LEADING LADY
Mumbai-based architect and urban conservationist, Brinda Somaya started her practice, Somaya and Kalapa Consultants, in 1978. She shares her thoughts, insights, views and path-breaking journey.
Architect Brinda Somaya's body of work is as interesting as it is vast. She shares her insights, ideas and architecture vision.
Numerous trophies and certificates adorn the office of Somaya and Kalappa Consultants in Mumbai’s Ballard Estate. The accolades by varied bodies, a doctoral degree by Smith College, US and the Baburao Mhatre Gold Medal for Lifetime Achievement by Indian Institute of Architects bear testimony to the vast work that architect and professor Dr Brinda Somaya, 68 has done ever since she first began her practice in 1975 from her studio in a garden shed. In four decades, she has built sprawling corporate and educational campuses, homes, restored and conserved heritage structures and spearheaded movements for a better planned Mumbai. Her recently published book Brinda Somaya Works
and Continuities documents the 200 plus projects she has worked on, most of which, she proudly says “are still in use and have not been demolished.” She’s an architect of the ‘bridge generation’, a term she coined to define the generation that bridged the architectural space between the masters and the current generation and grew in the wake of a free India. Somaya chose architecture at a time when there were few women in the field and worked her way to becoming one of India’s leading architects. She speaks to us about her design vision and inspiration.

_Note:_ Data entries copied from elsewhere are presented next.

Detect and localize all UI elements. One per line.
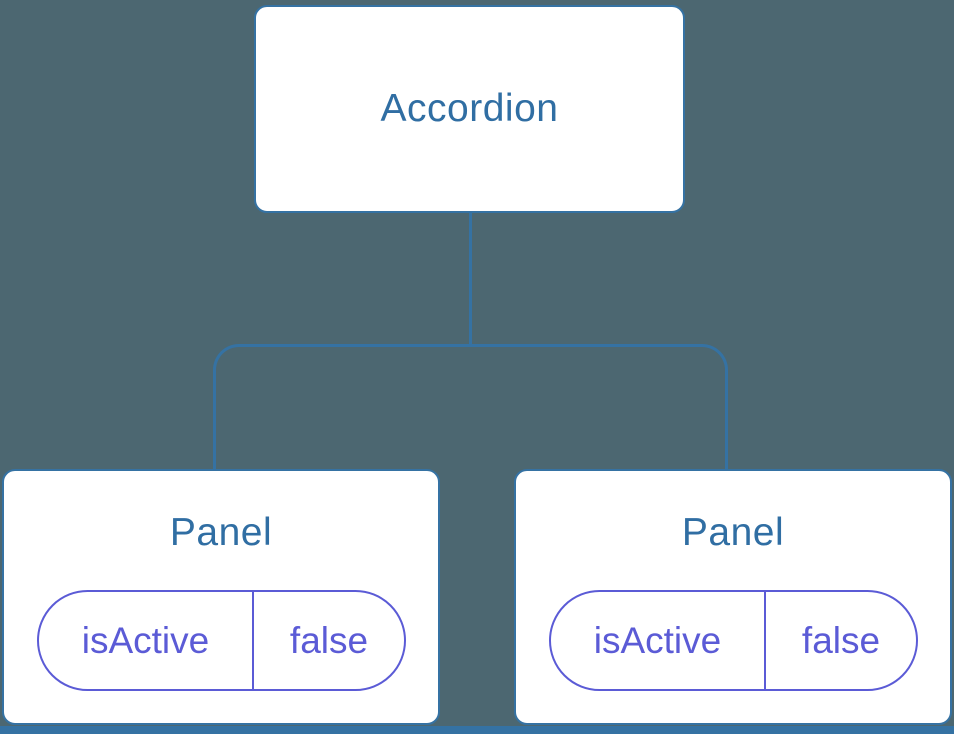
panel-node-right-label: Panel: [681, 511, 785, 554]
panel-node-left: Panel isActive false: [2, 469, 440, 725]
connector-stem: [468, 213, 472, 346]
panel-left-state-key: isActive: [39, 592, 254, 689]
panel-left-state-value: false: [289, 619, 369, 661]
bottom-edge-line: [0, 726, 954, 734]
panel-left-state-pill: isActive false: [37, 590, 406, 691]
accordion-node: Accordion: [254, 5, 685, 213]
accordion-node-label: Accordion: [380, 87, 559, 130]
connector-bracket: [212, 344, 728, 469]
panel-node-right: Panel isActive false: [514, 469, 952, 725]
panel-right-state-value: false: [801, 619, 881, 661]
panel-right-state-pill: isActive false: [549, 590, 918, 691]
panel-node-left-label: Panel: [169, 511, 273, 554]
panel-right-state-key: isActive: [551, 592, 766, 689]
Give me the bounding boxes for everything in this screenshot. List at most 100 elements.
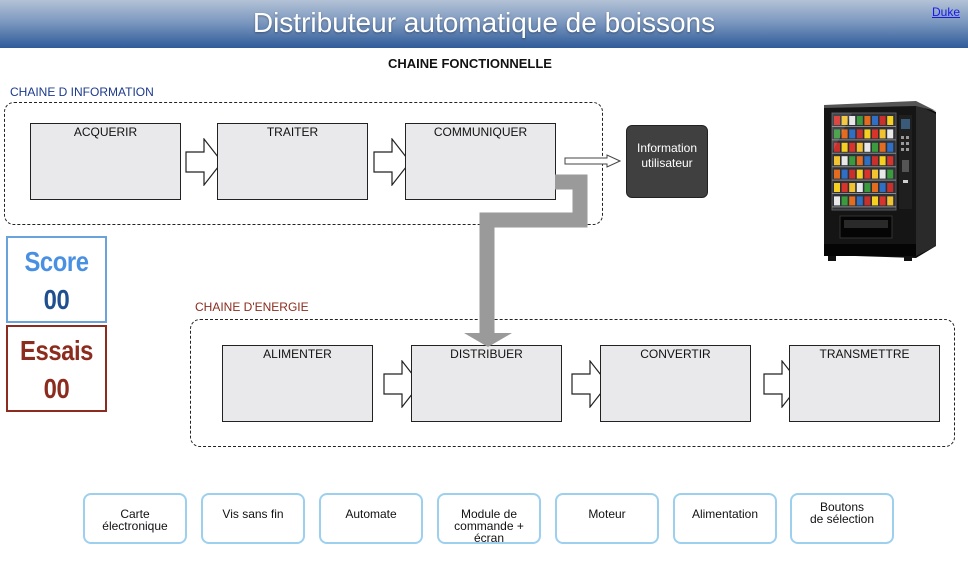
block-convertir[interactable]: CONVERTIR bbox=[600, 345, 751, 422]
vending-product bbox=[864, 156, 871, 166]
vending-product bbox=[864, 142, 871, 152]
vending-product bbox=[887, 196, 894, 206]
vending-product bbox=[879, 183, 886, 192]
vending-product bbox=[841, 183, 848, 192]
essais-label: Essais bbox=[20, 335, 93, 366]
section-title: CHAINE FONCTIONNELLE bbox=[388, 56, 552, 71]
option-label: Module de commande + écran bbox=[454, 506, 524, 545]
vending-product bbox=[856, 196, 863, 206]
vending-product bbox=[849, 129, 856, 139]
vending-product bbox=[849, 169, 856, 179]
essais-panel: Essais 00 bbox=[6, 325, 107, 412]
block-label: COMMUNIQUER bbox=[433, 125, 528, 139]
block-transmettre[interactable]: TRANSMETTRE bbox=[789, 345, 940, 422]
vending-product bbox=[879, 169, 886, 179]
option-label: Moteur bbox=[588, 506, 626, 521]
block-distribuer[interactable]: DISTRIBUER bbox=[411, 345, 562, 422]
option-alimentation[interactable]: Alimentation bbox=[673, 493, 777, 544]
vending-product bbox=[872, 183, 878, 192]
vending-product bbox=[887, 183, 894, 192]
option-carte-electronique[interactable]: Carte électronique bbox=[83, 493, 187, 544]
vending-product bbox=[887, 116, 894, 125]
vending-product bbox=[834, 183, 840, 192]
block-alimenter[interactable]: ALIMENTER bbox=[222, 345, 373, 422]
vending-product bbox=[834, 116, 840, 125]
vending-machine-image bbox=[824, 101, 936, 261]
vending-product bbox=[849, 196, 856, 206]
option-label: Boutons de sélection bbox=[809, 499, 875, 526]
vending-product bbox=[879, 116, 886, 125]
essais-value: 00 bbox=[43, 373, 70, 404]
block-label: TRANSMETTRE bbox=[819, 347, 910, 361]
vending-product bbox=[841, 196, 848, 206]
score-panel: Score 00 bbox=[6, 236, 107, 323]
score-value: 00 bbox=[43, 284, 70, 315]
vending-product bbox=[849, 116, 856, 125]
block-label: ALIMENTER bbox=[263, 347, 332, 361]
vending-product bbox=[872, 129, 878, 139]
page-title: Distributeur automatique de boissons bbox=[252, 7, 716, 38]
option-boutons-selection[interactable]: Boutons de sélection bbox=[790, 493, 894, 544]
vending-product bbox=[856, 129, 863, 139]
block-label: ACQUERIR bbox=[73, 125, 138, 139]
vending-product bbox=[834, 169, 840, 179]
vending-product bbox=[849, 183, 856, 192]
option-vis-sans-fin[interactable]: Vis sans fin bbox=[201, 493, 305, 544]
vending-product bbox=[856, 142, 863, 152]
vending-product bbox=[872, 116, 878, 125]
block-label: CONVERTIR bbox=[640, 347, 711, 361]
block-traiter[interactable]: TRAITER bbox=[217, 123, 368, 200]
vending-product bbox=[841, 169, 848, 179]
vending-product bbox=[879, 142, 886, 152]
option-automate[interactable]: Automate bbox=[319, 493, 423, 544]
vending-product bbox=[856, 169, 863, 179]
score-label: Score bbox=[24, 246, 89, 277]
vending-product bbox=[872, 196, 878, 206]
vending-product bbox=[856, 116, 863, 125]
vending-product bbox=[872, 156, 878, 166]
vending-product bbox=[849, 142, 856, 152]
vending-product bbox=[841, 142, 848, 152]
vending-product bbox=[841, 156, 848, 166]
block-label: DISTRIBUER bbox=[450, 347, 523, 361]
flow-arrow-icon bbox=[185, 138, 223, 186]
vending-product bbox=[879, 156, 886, 166]
block-acquerir[interactable]: ACQUERIR bbox=[30, 123, 181, 200]
vending-product bbox=[879, 129, 886, 139]
option-module-commande-ecran[interactable]: Module de commande + écran bbox=[437, 493, 541, 544]
duke-link[interactable]: Duke bbox=[932, 5, 961, 19]
vending-product bbox=[834, 129, 840, 139]
vending-product bbox=[864, 183, 871, 192]
energy-chain-label: CHAINE D'ENERGIE bbox=[195, 300, 309, 314]
option-label: Vis sans fin bbox=[222, 506, 284, 521]
vending-product bbox=[856, 183, 863, 192]
vending-product bbox=[887, 169, 894, 179]
output-arrow-icon bbox=[564, 154, 621, 168]
vending-product bbox=[864, 116, 871, 125]
vending-product bbox=[864, 129, 871, 139]
vending-product bbox=[849, 156, 856, 166]
option-moteur[interactable]: Moteur bbox=[555, 493, 659, 544]
vending-product bbox=[864, 196, 871, 206]
header-bar bbox=[0, 0, 968, 48]
vending-product bbox=[864, 169, 871, 179]
vending-product bbox=[841, 116, 848, 125]
info-output-box: Information utilisateur bbox=[626, 125, 708, 198]
block-communiquer[interactable]: COMMUNIQUER bbox=[405, 123, 556, 200]
option-label: Carte électronique bbox=[102, 506, 168, 533]
vending-product bbox=[872, 169, 878, 179]
option-label: Automate bbox=[345, 506, 397, 521]
vending-product bbox=[887, 156, 894, 166]
vending-product bbox=[887, 142, 894, 152]
vending-product bbox=[887, 129, 894, 139]
vending-product bbox=[856, 156, 863, 166]
vending-product bbox=[841, 129, 848, 139]
vending-product bbox=[834, 142, 840, 152]
vending-product bbox=[834, 196, 840, 206]
vending-product bbox=[879, 196, 886, 206]
flow-arrow-icon bbox=[373, 138, 411, 186]
vending-product bbox=[872, 142, 878, 152]
flow-arrow-icon bbox=[571, 360, 609, 408]
info-chain-label: CHAINE D INFORMATION bbox=[10, 85, 154, 99]
vending-product bbox=[834, 156, 840, 166]
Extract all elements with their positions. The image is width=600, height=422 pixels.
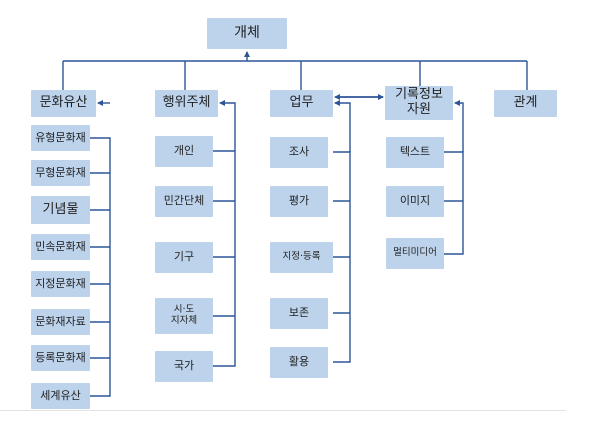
task-item-utilization: 활용 — [270, 347, 328, 378]
task-item-preservation: 보존 — [270, 298, 328, 329]
bracket-actor-arrow — [219, 100, 236, 151]
bottom-divider — [0, 410, 566, 411]
item-label: 지정·등록 — [282, 251, 321, 263]
item-label: 세계유산 — [40, 388, 81, 402]
heritage-item-material: 문화재자료 — [31, 309, 90, 335]
item-label: 민간단체 — [163, 194, 205, 208]
item-label: 기념물 — [42, 201, 79, 217]
item-label: 국가 — [173, 359, 195, 373]
category-heritage: 문화유산 — [31, 90, 96, 117]
task-item-survey: 조사 — [270, 137, 328, 168]
item-label: 문화재자료 — [35, 314, 86, 328]
item-label: 보존 — [288, 306, 310, 320]
actor-item-organization: 기구 — [155, 242, 213, 273]
item-label: 지정문화재 — [35, 276, 86, 290]
actor-item-local-gov: 시·도 지자체 — [155, 298, 213, 334]
item-label: 무형문화재 — [35, 165, 86, 179]
category-label: 문화유산 — [39, 95, 88, 111]
category-label: 업무 — [289, 95, 314, 111]
category-actor: 행위주체 — [155, 90, 218, 117]
task-item-evaluation: 평가 — [270, 186, 328, 217]
item-label: 유형문화재 — [35, 130, 86, 144]
heritage-item-intangible: 무형문화재 — [31, 160, 90, 186]
item-label: 시·도 지자체 — [170, 304, 198, 326]
actor-item-state: 국가 — [155, 351, 213, 382]
resource-item-image: 이미지 — [386, 186, 444, 217]
heritage-item-world: 세계유산 — [31, 383, 90, 409]
item-label: 민속문화재 — [35, 239, 86, 253]
item-label: 개인 — [173, 144, 195, 158]
category-record-resource: 기록정보 자원 — [385, 86, 453, 120]
item-label: 평가 — [288, 194, 310, 208]
item-label: 멀티미디어 — [393, 247, 437, 259]
bracket-resource — [444, 151, 464, 255]
bracket-resource-arrow — [454, 100, 464, 152]
item-label: 활용 — [288, 355, 310, 369]
actor-item-individual: 개인 — [155, 136, 213, 167]
task-item-designation: 지정·등록 — [270, 242, 333, 273]
resource-item-multimedia: 멀티미디어 — [386, 238, 444, 269]
bracket-actor — [213, 150, 236, 367]
item-label: 이미지 — [399, 194, 431, 208]
heritage-item-folklore: 민속문화재 — [31, 234, 90, 260]
root-node-label: 개체 — [234, 25, 260, 42]
category-label: 관계 — [513, 95, 538, 111]
category-task: 업무 — [270, 90, 333, 117]
item-label: 조사 — [288, 145, 310, 159]
category-relation: 관계 — [494, 90, 557, 117]
item-label: 등록문화재 — [35, 350, 86, 364]
root-node-entity: 개체 — [207, 18, 287, 49]
heritage-item-tangible: 유형문화재 — [31, 125, 90, 151]
heritage-item-designated: 지정문화재 — [31, 271, 90, 297]
item-label: 기구 — [173, 250, 195, 264]
resource-item-text: 텍스트 — [386, 137, 444, 168]
heritage-item-registered: 등록문화재 — [31, 345, 90, 371]
category-label: 행위주체 — [162, 95, 211, 111]
actor-item-civil-group: 민간단체 — [155, 186, 213, 217]
item-label: 텍스트 — [399, 145, 431, 159]
heritage-item-monument: 기념물 — [31, 196, 90, 224]
category-label: 기록정보 자원 — [395, 87, 443, 117]
bracket-task-arrow — [334, 100, 351, 152]
bracket-heritage — [90, 137, 111, 397]
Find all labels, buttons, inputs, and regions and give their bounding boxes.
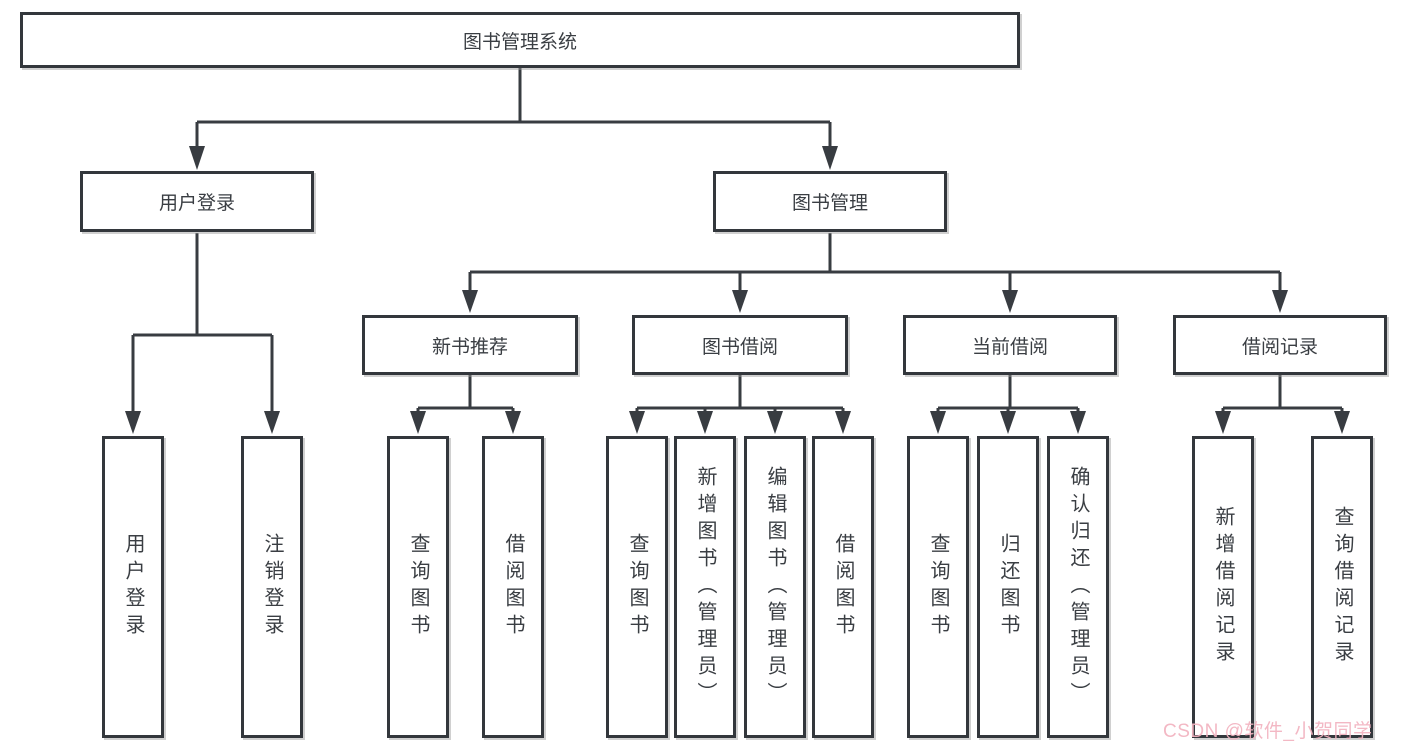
node-new-book-recommend-label: 新书推荐 — [431, 336, 508, 358]
leaf-add-books-admin: 新增图书（管理员） — [674, 436, 736, 738]
leaf-user-login: 用户登录 — [102, 436, 164, 738]
csdn-watermark: CSDN @软件_小贺同学 — [1163, 721, 1373, 742]
leaf-borrow-query-books: 查询图书 — [606, 436, 668, 738]
node-book-borrow-label: 图书借阅 — [701, 336, 778, 358]
node-book-management-branch-label: 图书管理 — [791, 193, 868, 214]
node-new-book-recommend: 新书推荐 — [362, 315, 578, 375]
leaf-add-borrow-record-label: 新增借阅记录 — [1212, 506, 1234, 668]
leaf-borrow-books-label: 借阅图书 — [832, 533, 854, 641]
leaf-borrow-query-books-label: 查询图书 — [626, 533, 648, 641]
node-user-login-branch-label: 用户登录 — [158, 193, 235, 214]
leaf-query-borrow-record: 查询借阅记录 — [1311, 436, 1373, 738]
node-current-borrow-label: 当前借阅 — [971, 336, 1048, 358]
leaf-recommend-query-books: 查询图书 — [387, 436, 449, 738]
leaf-edit-books-admin-label: 编辑图书（管理员） — [764, 465, 786, 709]
node-root: 图书管理系统 — [20, 12, 1020, 68]
leaf-current-query-books: 查询图书 — [907, 436, 969, 738]
node-current-borrow: 当前借阅 — [903, 315, 1117, 375]
leaf-add-books-admin-label: 新增图书（管理员） — [694, 465, 716, 709]
leaf-confirm-return-admin-label: 确认归还（管理员） — [1067, 465, 1089, 709]
leaf-recommend-query-books-label: 查询图书 — [407, 533, 429, 641]
node-book-borrow: 图书借阅 — [632, 315, 848, 375]
leaf-return-books: 归还图书 — [977, 436, 1039, 738]
leaf-confirm-return-admin: 确认归还（管理员） — [1047, 436, 1109, 738]
node-root-label: 图书管理系统 — [462, 31, 577, 53]
node-user-login-branch: 用户登录 — [80, 171, 314, 232]
leaf-add-borrow-record: 新增借阅记录 — [1192, 436, 1254, 738]
leaf-edit-books-admin: 编辑图书（管理员） — [744, 436, 806, 738]
leaf-current-query-books-label: 查询图书 — [927, 533, 949, 641]
leaf-query-borrow-record-label: 查询借阅记录 — [1331, 506, 1353, 668]
leaf-user-login-label: 用户登录 — [122, 533, 144, 641]
node-book-management-branch: 图书管理 — [713, 171, 947, 232]
leaf-return-books-label: 归还图书 — [997, 533, 1019, 641]
node-borrow-records: 借阅记录 — [1173, 315, 1387, 375]
leaf-borrow-books: 借阅图书 — [812, 436, 874, 738]
leaf-logout: 注销登录 — [241, 436, 303, 738]
leaf-recommend-borrow-books: 借阅图书 — [482, 436, 544, 738]
leaf-recommend-borrow-books-label: 借阅图书 — [502, 533, 524, 641]
leaf-logout-label: 注销登录 — [261, 533, 283, 641]
node-borrow-records-label: 借阅记录 — [1241, 336, 1318, 358]
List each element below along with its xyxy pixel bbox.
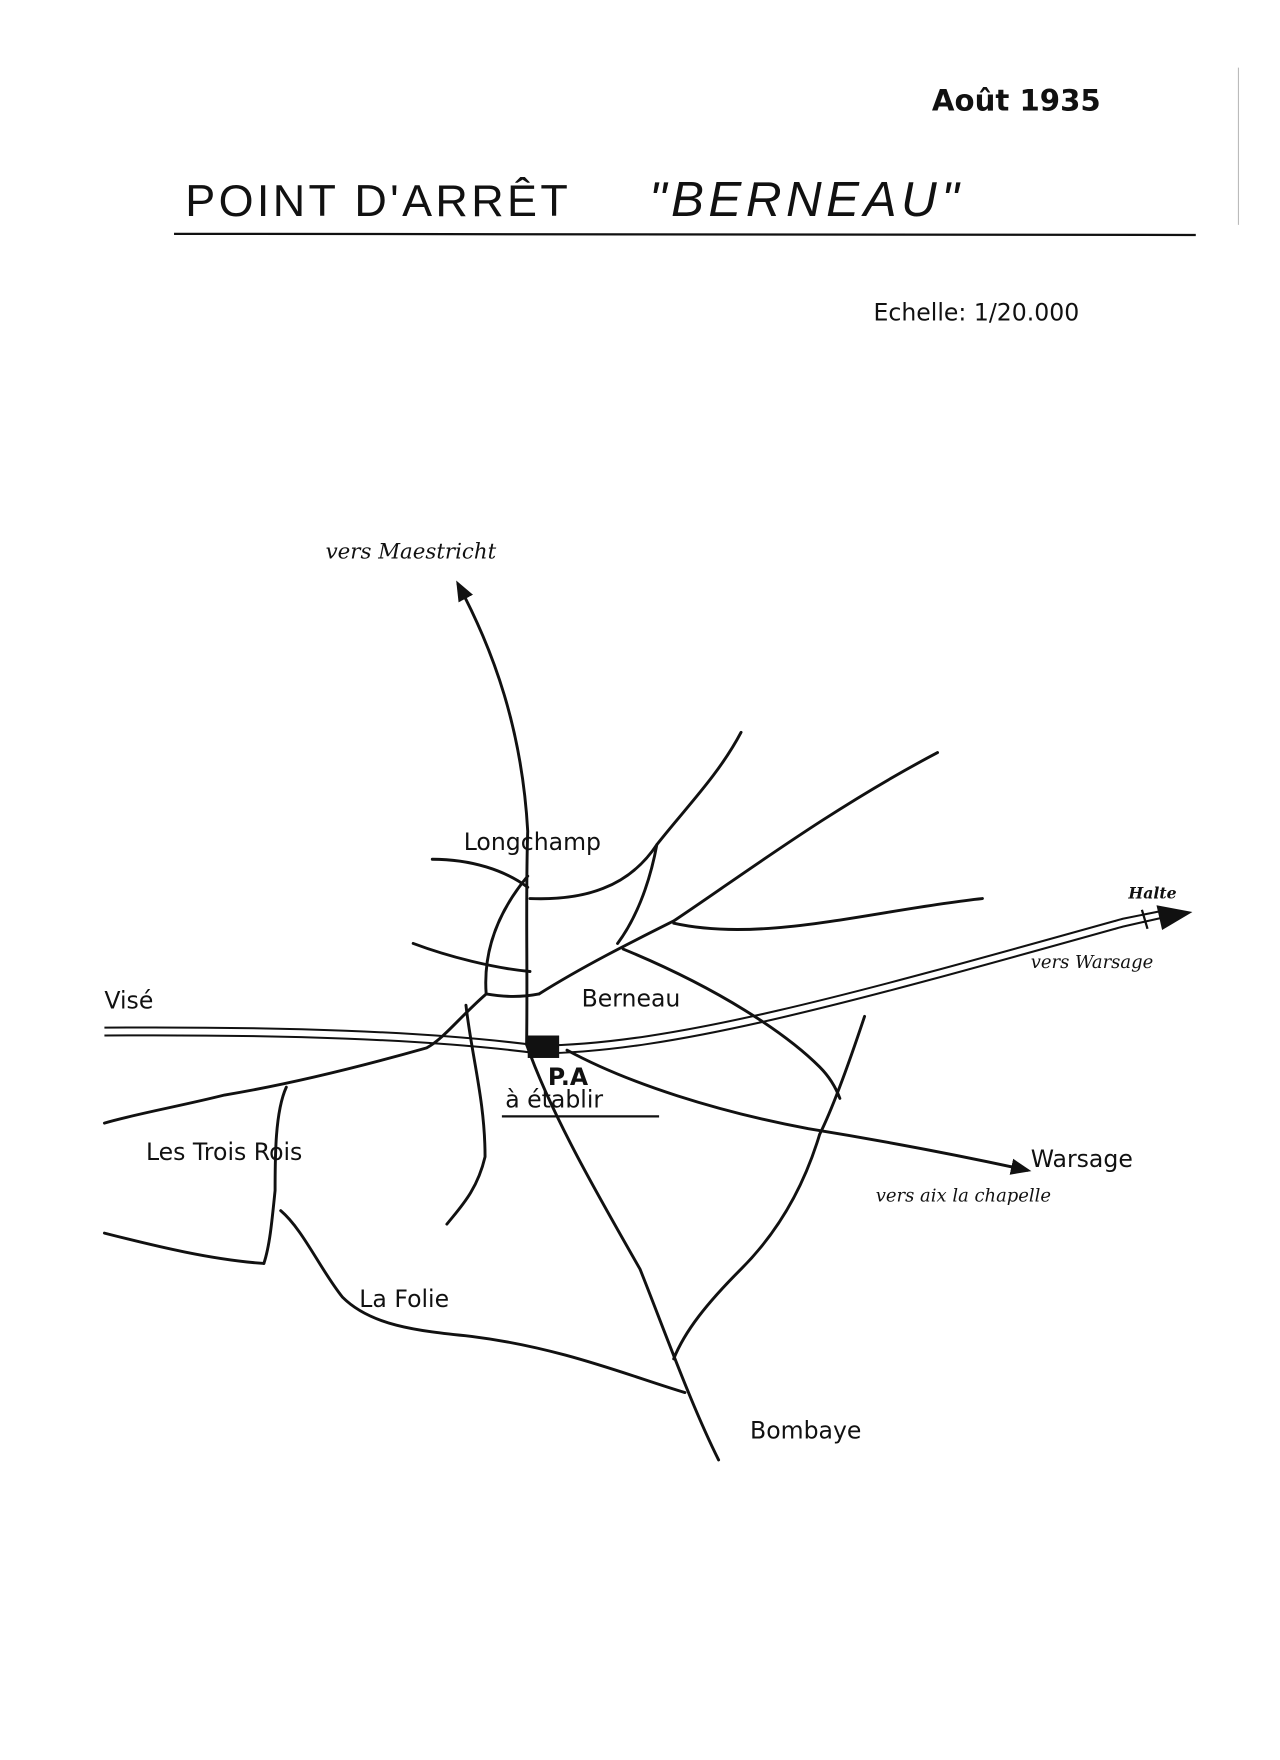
- label-longchamp: Longchamp: [464, 828, 601, 856]
- label-vers-warsage: vers Warsage: [1031, 952, 1153, 973]
- label-berneau: Berneau: [582, 984, 681, 1012]
- label-trois-rois: Les Trois Rois: [146, 1138, 302, 1166]
- halte-arrow-icon: [1156, 905, 1193, 930]
- label-bombaye: Bombaye: [750, 1417, 861, 1445]
- label-pa: P.A: [548, 1063, 589, 1091]
- title-prefix: POINT D'ARRÊT: [185, 175, 571, 226]
- label-warsage: Warsage: [1031, 1145, 1133, 1173]
- railway-line: [104, 905, 1193, 1055]
- scale-label: Echelle: 1/20.000: [874, 298, 1080, 326]
- title-underline: [174, 232, 1196, 237]
- label-vise: Visé: [104, 987, 153, 1015]
- pa-stop-marker: [527, 1035, 560, 1058]
- label-la-folie: La Folie: [359, 1285, 449, 1313]
- label-aix: vers aix la chapelle: [876, 1186, 1051, 1207]
- label-maestricht: vers Maestricht: [326, 539, 497, 564]
- date: Août 1935: [932, 83, 1101, 117]
- roads: [102, 580, 1032, 1462]
- label-halte: Halte: [1127, 884, 1176, 903]
- label-a-etablir: à établir: [505, 1085, 603, 1113]
- title-name: "BERNEAU": [649, 172, 963, 227]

An architect in the early seventies
As a child, I travelled extensively with my parents and developed a keen interest in art, history, architecture, archaeology and tradition so all this was a part of my growing up. A visit to Nalanda inspired me and that’s when I decided that I wanted to be an architect. Coming from a family with many doctors, that was seen as the only worthy profession and my grandfather even enticed me with a scooter to study medicine. Instead, I chose architecture.
The role of an architect
It means different things to different people. The way architecture is seen changes all the time but an architect needs to go beyond buildings. Like I always say, an architect is the guardian of the built and the un-built environment. By un-built I mean open spaces, rivers, rocks and mountains. Architecture is a profession that builds for others so it’s a combination of creativity and what society needs. An architect needs to strike a balance to build something that is worthwhile, raises the spirits of people who use those buildings. Buildings are kept alive by people who use and love them.
The way forward for urban architecture
We must not destroy the embodied energy existing within the city fabric. We also need to have more political and bureaucratic will to push projects which are for the people of the city. When I conceptualised the Mumbai Esplanade Project with Professor Sidhu, we wanted to build a continuous pedestrian realm from Churchgate to CST station linking the three maidans and connecting 102 acres of open spaces. But it never took off because there was no will. Today many citizens are coming together and fighting for what they want. So, an architect also needs to be an activist.
You have been a champion of women workers. Do you believe women are playing a bigger role now?
It is a topic of personal interest to me so whenever I take on a project I attempt to ensure decent housing and sanitation for all workers but especially women workers. The construction industry must employ women in different areas as—masons, welders, painters and architects. Thirty years ago, women workers would come to the site in saris and today I see them dressed smartly in saris but with sneakers, jackets and helmets.
How do you make a project contextual?
I have built all over India in different topographies and cultures and I always build taking into account the local landscape. For a 100-acre campus in Indore for TCS, we created a metaphor of the flow of the Narmada river. The buildings commence densely as the source of the river does in Amarkantak, and then the architecture turns angular as do the jagged marble rocks of Jabalpur and the built form spread wide and integrated within the landscape as the river exits the delta at the Gulf of Khambat. I work with local craftsmen to bring in fabrics, jaalis, sculptures, art works or stone sculptures. While doing a hotel in Kumbhalgarh, I used local craftsmen to create the crafts for every room; In a Mumbai campus, I got intricate stone jaalis made. We must support craftsmen and we can always find a place for them in modern architecture. If we let them continue making only small objects, the next generation will move on to other more lucrative professions and the art will be lost forever. I always get them to reinterpret their art and make it appropriate for the space.